The gender makeup of St. Thomas University’s senior administration is unique and unusual.
Less than one fifth of presidents in universities across Canada are female. Dawn Russell, president and vice-chancellor of St. Thomas, is part of this low minority. Even more unusual, however, is the fact that the three vice-presidents she works alongside are all female as well.
“It probably is unique,” said Dawn Russell, “but we don’t think of ourselves that way because we think of ourselves as people who have worked, showed interest in leadership positions and attained them.”
According to them, this makes little difference when it comes to their work.
“In terms of our team, I think in the end, we bring our strengths to the table, and gender doesn’t have anything to do with it,” said Lily Fraser, VP of finance and administration. “I think we bring a certain perspective because of the nature of our background or professional designation.”
This goes for the entire administration as well. The three associate VPs are all male – Jeffrey Carleton, Scott Duguay and Michael Dawson, as well as the dean of social sciences and humanities, Michael Boudreau. According to the female admin, the background of each individual is much more relevant to the work than gender is.
This doesn’t mean gender is a non-existent issue. While becoming increasingly common, finding women in roles of senior leadership is still rare in a university setting. Jodi Misheal, interim VP of advancement and alumni relations, says that it’s indicative of a trend happening across the country for the last 20 years.
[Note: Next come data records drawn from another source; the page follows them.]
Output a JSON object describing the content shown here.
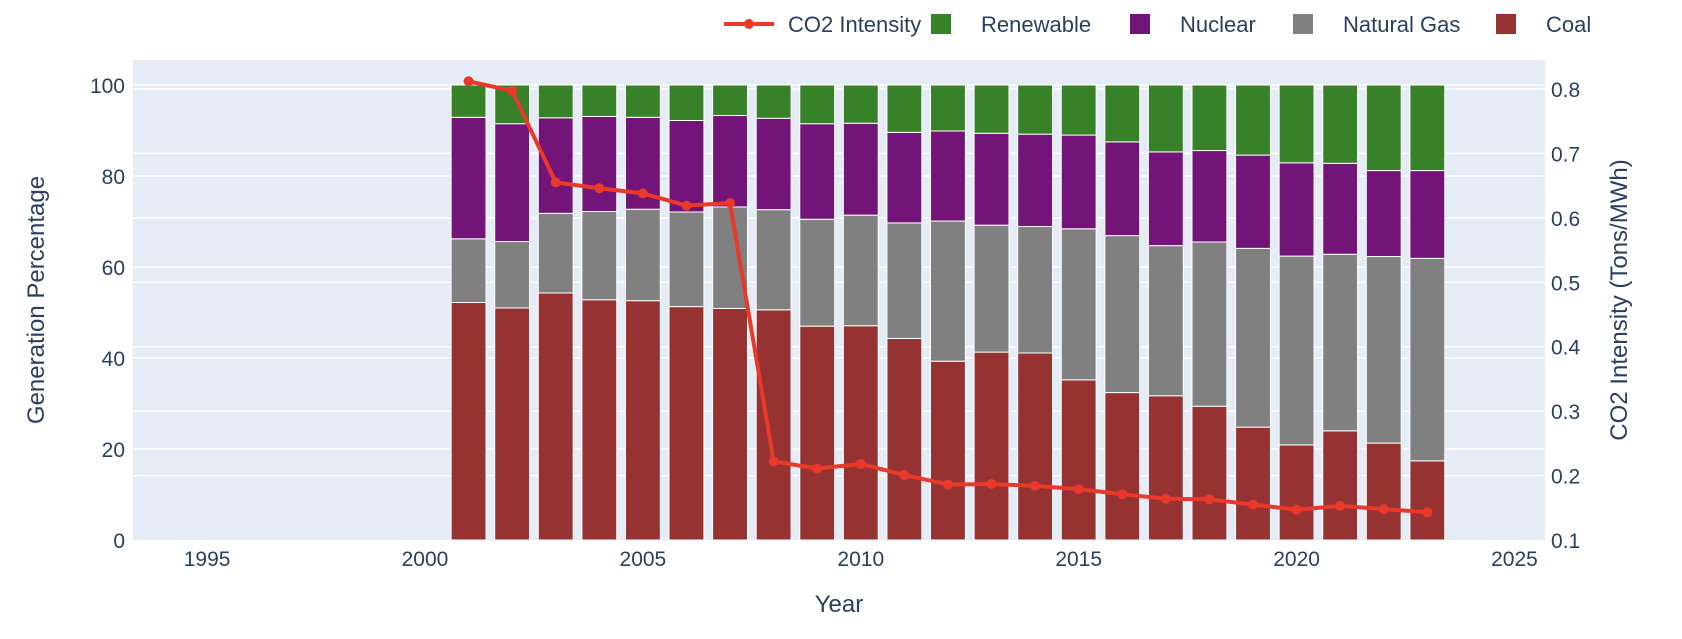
{
  "chart_data": {
    "type": "bar",
    "barmode": "stack",
    "xlabel": "Year",
    "ylabel": "Generation Percentage",
    "y2label": "CO2 Intensity (Tons/MWh)",
    "xlim": [
      1993.3,
      2025.7
    ],
    "ylim": [
      0,
      105.5
    ],
    "y2lim": [
      0.1,
      0.845
    ],
    "xticks": [
      1995,
      2000,
      2005,
      2010,
      2015,
      2020,
      2025
    ],
    "yticks": [
      0,
      20,
      40,
      60,
      80,
      100
    ],
    "y2ticks": [
      0.1,
      0.2,
      0.3,
      0.4,
      0.5,
      0.6,
      0.7,
      0.8
    ],
    "grid": true,
    "legend_position": "top-right",
    "plot_background": "#e5ecf6",
    "x": [
      2001,
      2002,
      2003,
      2004,
      2005,
      2006,
      2007,
      2008,
      2009,
      2010,
      2011,
      2012,
      2013,
      2014,
      2015,
      2016,
      2017,
      2018,
      2019,
      2020,
      2021,
      2022,
      2023
    ],
    "series": [
      {
        "name": "Coal",
        "color": "#963232",
        "values": [
          52.2,
          51.0,
          54.3,
          52.8,
          52.6,
          51.3,
          50.9,
          50.6,
          47.0,
          47.1,
          44.3,
          39.3,
          41.3,
          41.1,
          35.2,
          32.4,
          31.7,
          29.4,
          24.8,
          20.9,
          24.0,
          21.3,
          17.4
        ]
      },
      {
        "name": "Natural Gas",
        "color": "#808080",
        "values": [
          14.0,
          14.6,
          17.5,
          19.4,
          20.1,
          20.8,
          22.3,
          22.0,
          23.5,
          24.3,
          25.4,
          30.8,
          27.9,
          27.8,
          33.2,
          34.5,
          33.0,
          36.1,
          39.3,
          41.5,
          38.8,
          41.0,
          44.5
        ]
      },
      {
        "name": "Nuclear",
        "color": "#731478",
        "values": [
          26.7,
          25.9,
          21.0,
          20.9,
          20.2,
          20.1,
          20.1,
          20.1,
          21.0,
          20.2,
          19.9,
          19.8,
          20.2,
          20.3,
          20.6,
          20.6,
          20.6,
          20.1,
          20.5,
          20.5,
          20.0,
          18.9,
          19.3
        ]
      },
      {
        "name": "Renewable",
        "color": "#378228",
        "values": [
          7.1,
          8.5,
          7.2,
          6.9,
          7.1,
          7.8,
          6.7,
          7.3,
          8.5,
          8.4,
          10.4,
          10.1,
          10.6,
          10.8,
          11.0,
          12.5,
          14.7,
          14.4,
          15.4,
          17.1,
          17.2,
          18.8,
          18.8
        ]
      }
    ],
    "line_series": {
      "name": "CO2 Intensity",
      "color": "#e8392a",
      "axis": "y2",
      "values": [
        0.812,
        0.797,
        0.655,
        0.646,
        0.638,
        0.619,
        0.623,
        0.222,
        0.211,
        0.218,
        0.201,
        0.186,
        0.187,
        0.184,
        0.179,
        0.171,
        0.164,
        0.163,
        0.155,
        0.147,
        0.153,
        0.148,
        0.143
      ]
    },
    "legend": [
      "CO2 Intensity",
      "Renewable",
      "Nuclear",
      "Natural Gas",
      "Coal"
    ]
  }
}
“Female students are making up the majority,” said Misheal. “We have 76 per cent of our students at St. Thomas that are female. Even my own undergraduate university 30 years ago, it was 50-50, and now it’s more like 80-20.”
Though gender doesn’t necessarily play a role in the way the current administration operates, it does bring some personal advantages to members of the administration. Kim Fenwick, VP of academic and research, says there’s an inherent respect that comes from working with other women who have been through similar challenges and obstacles.
“We don’t have to work to demonstrate that women deserve the same level of respect that men do,” said Fenwick. “That is something that I think women in leadership positions face in institutions where they’re maybe the sole woman working with a team of men.”
Although Russell says there have been no issues within her team, these can sometimes arise over who people feel comfortable bringing forth ideas to.
“For example, sometimes a board member who hasn’t dealt frequently with women, may feel more comfortable selling an idea to a male member,” said Russell. “Instead of going to the president they might go to a male vice-president, because they feel more comfortable.”
Russell and her VPs agree behaviour like this usually isn’t intentional. The so-called “old boys’ club” filled by men in leadership roles can sometimes subconsciously create a divide.
Russell tries her best to watch out for and police this kind of behaviour.
The old boys’ club can be blamed for a lot of subconscious behaviours or interactions that occur within academic environments. Fenwick was once part of a committee that looked into why women faculty were not applying to positions of academic leadership. At this point, the position of dean was open, and nobody would apply for it.
“Nobody wanted to be a dean,” said Fenwick. “And especially women did not feel that senior administration was a place where women felt comfortable, and that’s certainly changed.”
Fenwick herself was encouraged by many people to apply for the position. But she felt there was no place for her because of her gender. When she expressed this concern, she had men in the senior administration tell her this wasn’t the case, and women were treated equally.
“It’s a blind spot. They think they’re treating people equally with respect and that there’s no longer any kind of barrier based on gender, and yet there is. They just can’t see it because they’re on the side of the majority.”
There’s general agreement among the female administration there is still some work to be done in gender equality, but the progress that has been made is certainly notable and benefits the university in several ways.
Misheal says from an external perspective, charitable organizations and corporations that fund the university’s programs consider gender as an important topic when it comes to working with STU.
“One of the questions that’s always asked is to provide a list of our senior leadership and indicate how many women are in senior leadership positions and how many members of our board are women,” said Misheal. “They’re very much looking for evidence of that gender equality.”
While the gender makeup of the administration may not play a role in the way things are handled internally within the university, just the sight of females in leadership roles can inspire many others.
“I’d say in general the more women who are in female leadership roles, the more role models and the more career examples that people can see,” said VP of finance and administration Fraser.
This is something Fenwick thinks students notice and appreciate about STU, especially when compared to the inequity that can be present in other universities. The presence of women in senior leadership positions is something that Russell hopes can inspire female STU students.
“There’s no doubt that despite the progress that women have made, that there are still ongoing inequities,” said Russell. “In that sense, I hope that looking at our senior leadership team and knowing that everyone was appointed on the basis of merit and the best person available that it will give young women confidence in their future.”